Wie das Seiende ist auch
das Eine nicht bloß das, was diese sehr allgemeinen Wörter direkt besagen. Bei
den Farben ist das Eine jeweils eine bestimmte Farbe. Bei den Tönen wäre
es eine Zahl – aber nicht eine Zahl an sich sondern eine Anzahl von
Vierteltönen. Und entsprechend bei den Lauten, bei den Figuren. Das Eine ist
ein jeweils so oder so bestimmtes Eines, und nicht das Eine ist das Wesen –
sondern die jeweilige qualitative Bestimmtheit, die in den genannten Beispielen
immer eine materielle und wahrnehmbare ist, ergibt ein Wesen. Die Einen bzw.
die Anzahlen gibt es in allen Kategorien (zu denen hier auch die Bewegung
gerechnet wird) und folglich auch in der Kategorie des Wesens – etwa als
farbiger Körper als gut komponiertes Gedicht oder Musikstück. In jeder Gattung
ist das Eine eine bestimmte Natur und keineswegs ist das Eine selbst eine
Natur. Das „ein“ wie das „seiend“ sind so notwendige Implikationen, dass sie
gar nicht immer verbalisiert werden müssen. Wenn man sagt „ein“ Mensch (und „ein
einheitlicher Mensch“ meint), sagt man gar nicht mehr, als wenn man sagt „ein
Mensch“. Das Eins-sein ist eben das Jedes-einzeln-sein. (1054a 19) Desgleichen
fügt auch das Sein nichts zum Was, zum Quale, zum Quantum hinzu.(1054a 18)
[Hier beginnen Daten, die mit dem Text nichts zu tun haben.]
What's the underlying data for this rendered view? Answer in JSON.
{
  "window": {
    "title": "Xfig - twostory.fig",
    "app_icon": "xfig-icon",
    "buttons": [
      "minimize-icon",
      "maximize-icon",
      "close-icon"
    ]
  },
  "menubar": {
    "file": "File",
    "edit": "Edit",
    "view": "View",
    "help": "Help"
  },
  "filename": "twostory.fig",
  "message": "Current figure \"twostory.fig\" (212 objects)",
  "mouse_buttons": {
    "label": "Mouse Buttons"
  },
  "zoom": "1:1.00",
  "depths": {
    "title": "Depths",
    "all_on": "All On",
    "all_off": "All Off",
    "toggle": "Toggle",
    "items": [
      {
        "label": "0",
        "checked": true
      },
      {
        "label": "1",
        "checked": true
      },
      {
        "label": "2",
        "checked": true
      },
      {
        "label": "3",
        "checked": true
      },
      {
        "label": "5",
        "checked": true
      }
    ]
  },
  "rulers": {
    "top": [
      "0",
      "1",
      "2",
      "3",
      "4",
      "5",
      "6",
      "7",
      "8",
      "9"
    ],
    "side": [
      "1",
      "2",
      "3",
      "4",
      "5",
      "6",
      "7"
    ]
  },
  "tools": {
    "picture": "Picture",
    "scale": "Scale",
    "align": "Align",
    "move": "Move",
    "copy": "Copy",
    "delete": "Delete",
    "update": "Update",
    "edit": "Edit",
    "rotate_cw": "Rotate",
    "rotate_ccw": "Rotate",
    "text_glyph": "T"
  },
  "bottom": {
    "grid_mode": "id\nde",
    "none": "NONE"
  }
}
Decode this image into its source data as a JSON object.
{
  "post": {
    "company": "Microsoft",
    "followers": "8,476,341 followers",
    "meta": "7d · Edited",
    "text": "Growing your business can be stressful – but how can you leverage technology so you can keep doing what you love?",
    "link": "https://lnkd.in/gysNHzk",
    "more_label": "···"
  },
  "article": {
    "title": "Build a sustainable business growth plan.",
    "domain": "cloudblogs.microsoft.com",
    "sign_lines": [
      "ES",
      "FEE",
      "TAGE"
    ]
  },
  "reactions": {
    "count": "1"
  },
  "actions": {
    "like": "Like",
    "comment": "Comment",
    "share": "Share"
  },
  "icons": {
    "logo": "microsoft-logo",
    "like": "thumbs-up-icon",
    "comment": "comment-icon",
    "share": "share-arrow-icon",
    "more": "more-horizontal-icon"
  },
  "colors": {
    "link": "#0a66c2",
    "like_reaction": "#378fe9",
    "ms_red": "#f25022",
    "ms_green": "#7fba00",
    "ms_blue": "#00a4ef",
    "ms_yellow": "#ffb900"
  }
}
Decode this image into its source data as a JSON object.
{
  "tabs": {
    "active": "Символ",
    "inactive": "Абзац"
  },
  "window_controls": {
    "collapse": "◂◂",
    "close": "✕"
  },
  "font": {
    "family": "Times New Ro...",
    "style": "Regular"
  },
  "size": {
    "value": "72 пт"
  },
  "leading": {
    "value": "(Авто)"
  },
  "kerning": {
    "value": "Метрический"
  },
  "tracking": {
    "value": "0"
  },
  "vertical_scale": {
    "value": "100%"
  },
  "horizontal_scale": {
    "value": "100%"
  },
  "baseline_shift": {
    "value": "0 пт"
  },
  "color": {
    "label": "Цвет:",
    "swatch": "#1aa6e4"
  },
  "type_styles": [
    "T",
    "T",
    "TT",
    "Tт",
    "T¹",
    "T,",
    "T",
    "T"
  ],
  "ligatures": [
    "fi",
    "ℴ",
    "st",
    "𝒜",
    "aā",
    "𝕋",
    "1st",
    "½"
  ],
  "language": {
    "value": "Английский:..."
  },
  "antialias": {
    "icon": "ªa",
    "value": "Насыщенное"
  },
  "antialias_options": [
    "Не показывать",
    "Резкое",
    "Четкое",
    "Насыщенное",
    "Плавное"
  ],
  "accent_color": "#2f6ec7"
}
Daher muß man auch das „seiend“ nicht zum Menschen dazu sagen.
Das Sein fügt zum Was, zum
Quale usw. nicht deswegen nichts hinzu, weil es sich diesen Differenzierungen
immer schon angeschmiegt hat: pollachos legetai.
Heißt das, dass die
Explikation dieser ontologischen Bestimmungen auch für solche Sprachen sinnvoll
ist, die über derartige Wörter nicht verfügen (vielleicht das Sein in
China) oder sie nur in abgeschwächter Weise verwenden (wie das „ein“ im
Deutschen?). Dann hätte diese Ontologie eine sprachanalytische und beinahe -verbessernde
Funktion.
Und innerhalb der
Ontologie stellt sich die Frage, ob die Paralellisierung von Seiendem und Einem
(um eine Identifizierung handelt es sich nicht), die zuletzt vorgefundene
Zusammenfassung in 1051a 34ff. nun so zu vervollständigen ist, dass sie heißen
müsste: das Seiende wird nach den Kategorien, nach Vermögen oder Verwirklichung,
nach Wahr oder Falsch – und nach dem Einen (oder Vielen?) ausgesagt.
Es handelt sich um
allgemeinste und flexibelste Bestimmungen, die man später als
„Transzendentalien“ bezeichnet hat. Eine etwas hochtrabende Bezeichnung, die
ihren trivialen also durchgängigen Charakter eher überdeckt.